Ustadz Ad-Dailami dikenal sebagai seorang kutu buku, tekun meringkas kitab, rajin mengoleksi bahan bacaan dan sumber-sumber informasi. Beliau memiliki perpustakaan yang tertata rapi, mulai dari kitab klasik hingga bacaan modern kekinian. Dengan bekal bahan bacaan ini, Ad-Dailami mengajar para santri, mengisi khutbah jum’at dan mengisi majlis-majlis pengajian dari semua kalangan. Hasilnya, pesantren tumbuh pesat. Pesantren ini diminati dan menjadi pilihan utama untuk belajar. Santrinya bahkan ada yang berasal dari luar pulau Sapeken, seperti dari Pulau Jawa dan kawasan Indonesia Timur. Alumninya diterima di beberapa perguruan tinggi Islam, bahkan diterima di manca Negara, seperti Sudan, Pakistan dan Malaysia. Pesantren ini bahkan sejak tahun 1991 mengirim da‘i-da‘i ke pedalaman nusantara, sebagian di antaranya dari hasil kerjasama da‘wah dengan lembaga Islam. Pesantren bahkan sempat punya radio NSP singkatan dari Nada Suara Persis dengan program da‘wah yang begitu padat; dari program ceramah, konsultasi, kesehatan dan olah raga, dll. Tahun 1997 pernah menerbitkan Buletin An-Nisa’ dalam beberapa edisi. Setiap tahun, pesantren mengadakan haflah kubra mulai dari program seni dan olah-raga, rihlah tarbawiyah, hingga pelepasan santri kelas akhir.

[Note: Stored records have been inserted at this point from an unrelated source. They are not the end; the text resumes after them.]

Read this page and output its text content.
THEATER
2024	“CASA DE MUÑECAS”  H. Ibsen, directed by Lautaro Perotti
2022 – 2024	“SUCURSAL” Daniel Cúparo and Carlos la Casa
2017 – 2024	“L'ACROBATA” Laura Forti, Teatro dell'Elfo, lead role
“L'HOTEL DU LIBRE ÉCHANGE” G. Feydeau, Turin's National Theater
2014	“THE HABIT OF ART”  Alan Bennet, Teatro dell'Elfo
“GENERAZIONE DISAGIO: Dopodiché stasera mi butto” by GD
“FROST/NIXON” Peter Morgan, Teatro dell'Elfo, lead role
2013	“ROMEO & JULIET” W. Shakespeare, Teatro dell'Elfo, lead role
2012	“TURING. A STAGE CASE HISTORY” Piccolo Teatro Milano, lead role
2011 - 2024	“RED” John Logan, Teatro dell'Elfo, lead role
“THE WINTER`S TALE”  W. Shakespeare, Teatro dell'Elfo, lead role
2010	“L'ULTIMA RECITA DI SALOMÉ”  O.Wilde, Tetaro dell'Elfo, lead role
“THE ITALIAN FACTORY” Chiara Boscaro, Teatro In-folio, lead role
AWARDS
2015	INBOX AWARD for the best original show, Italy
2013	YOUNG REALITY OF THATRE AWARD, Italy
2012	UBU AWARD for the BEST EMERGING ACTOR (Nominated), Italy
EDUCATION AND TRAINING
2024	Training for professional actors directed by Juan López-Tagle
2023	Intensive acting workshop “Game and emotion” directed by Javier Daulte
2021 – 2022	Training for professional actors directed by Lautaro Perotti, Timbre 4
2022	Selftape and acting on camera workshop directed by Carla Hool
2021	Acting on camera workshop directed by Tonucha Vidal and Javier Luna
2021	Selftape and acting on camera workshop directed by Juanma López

Kini pesantren punya gedung sendiri berlantai dua, ada asrama santriwan dan santriwati, ada masjid megah sebagai laboratorium mujahid dan mujtahid da‘wah; tempat para santri dan satriwati sholat berjama‘ah, qiamul lail dan melakukan latihan pidato dan berdiskusi dalam acara rutin muhadharah dan munadzarah.
Tahun 1978/1979 untuk pertama kalinya Pesantren Abu Hurairah ikut ujian Negara di Kangean tingkat MTs yang diikuti oleh santri angkatan 1-2 dan 3 di atas. Tahun 1987/1988, Kanwil Departemen Agama Kabupaten Sumenep mengijinkan Pesantren untuk menyelenggarakan ujian Negara sendiri.

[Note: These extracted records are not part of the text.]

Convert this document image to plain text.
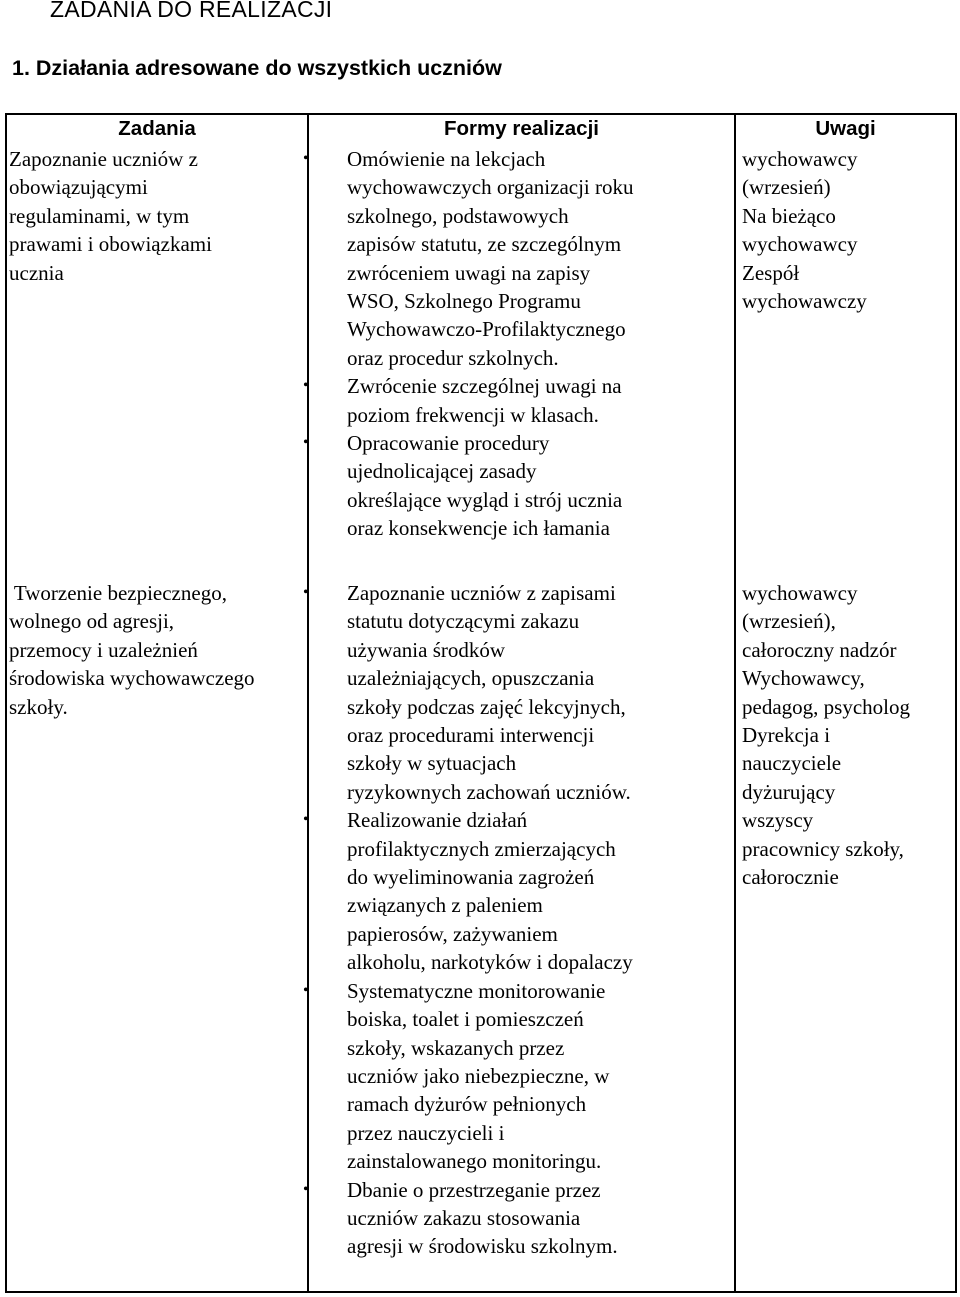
ZADANIA DO REALIZACJI
1. Działania adresowane do wszystkich uczniów
Zadania	Formy realizacji	Uwagi
Zapoznanie uczniów z
obowiązującymi
regulaminami, w tym
prawami i obowiązkami
ucznia
• Omówienie na lekcjach
wychowawczych organizacji roku
szkolnego, podstawowych
zapisów statutu, ze szczególnym
zwróceniem uwagi na zapisy
WSO, Szkolnego Programu
Wychowawczo-Profilaktycznego
oraz procedur szkolnych.
• Zwrócenie szczególnej uwagi na
poziom frekwencji w klasach.
• Opracowanie procedury
ujednolicającej zasady
określające wygląd i strój ucznia
oraz konsekwencje ich łamania
wychowawcy
(wrzesień)
Na bieżąco
wychowawcy
Zespół
wychowawczy
Tworzenie bezpiecznego,
wolnego od agresji,
przemocy i uzależnień
środowiska wychowawczego
szkoły.
• Zapoznanie uczniów z zapisami
statutu dotyczącymi zakazu
używania środków
uzależniających, opuszczania
szkoły podczas zajęć lekcyjnych,
oraz procedurami interwencji
szkoły w sytuacjach
ryzykownych zachowań uczniów.
• Realizowanie działań
profilaktycznych zmierzających
do wyeliminowania zagrożeń
związanych z paleniem
papierosów, zażywaniem
alkoholu, narkotyków i dopalaczy
• Systematyczne monitorowanie
boiska, toalet i pomieszczeń
szkoły, wskazanych przez
uczniów jako niebezpieczne, w
ramach dyżurów pełnionych
przez nauczycieli i
zainstalowanego monitoringu.
• Dbanie o przestrzeganie przez
uczniów zakazu stosowania
agresji w środowisku szkolnym.
wychowawcy
(wrzesień),
całoroczny nadzór
Wychowawcy,
pedagog, psycholog
Dyrekcja i
nauczyciele
dyżurujący
wszyscy
pracownicy szkoły,
całorocznie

PERIODE EKSPANSI (1990-KINI).
Periode ini ditandai oleh bergabungnya Pesantren ini ke Jam‘iyah Persatuan Islam yang bermarkas di Bandung. Nama Pesantren Abu Hurairah yang sudah berjalan kurang lebih ¼ abad berubah nama menjadi Pesantren Persatuan Islam Abu Hurairah. Ini nama kompromi, karena pada ghalibnya tradisi penamaan di Pesantren Persatuan Islam memakai penomoran sebagai urut-tertib organisasi sesuai usia, wilayah dan jumlah. Tapi teori ini, mengecualikan Pesantren Persis Sapeken. Kebijakan ini untuk menghormati jasa-jasa perjuangan dan pengorbanan Allahyarham KH.Abu Hurairah. Keputusan untuk bergabung ini, pada awalnya hanya berupa lontaran basa-basi dalam suatu pertemuan silaturahim dengan Pimpinan Pusat Persatuan Islam di masa kepemimpinan almarhum KH.A.Latif Mukhtar, MA (1983-1997) yang dijawab secara responsif oleh Pimpinan Pesantren Abu Hurairah, saat itu juga. Bagi pimpinan pesantren, penggabungan ini adalah untuk memperluas jaringan kerjasama dan akses juang. Namun bagi masyarakat luas, fusi atau peleburan ini punya kost sosial yang tidak sedikit. Sebab kemandirian pesantren yang selama ini menjadi icont perjuangan beliau, setengah tergadai. Dalam bahasa pondok, al-I‘timadu ala’n-nafsi yakni independensi taktik dan strategi perjuangan tidak bisa lagi menampung muatan yang lebih longgar secara nyaman, layaknya rumah sendiri. Nilai-nilai universalisme pesantren menjadi berbeda dari sebelumnya.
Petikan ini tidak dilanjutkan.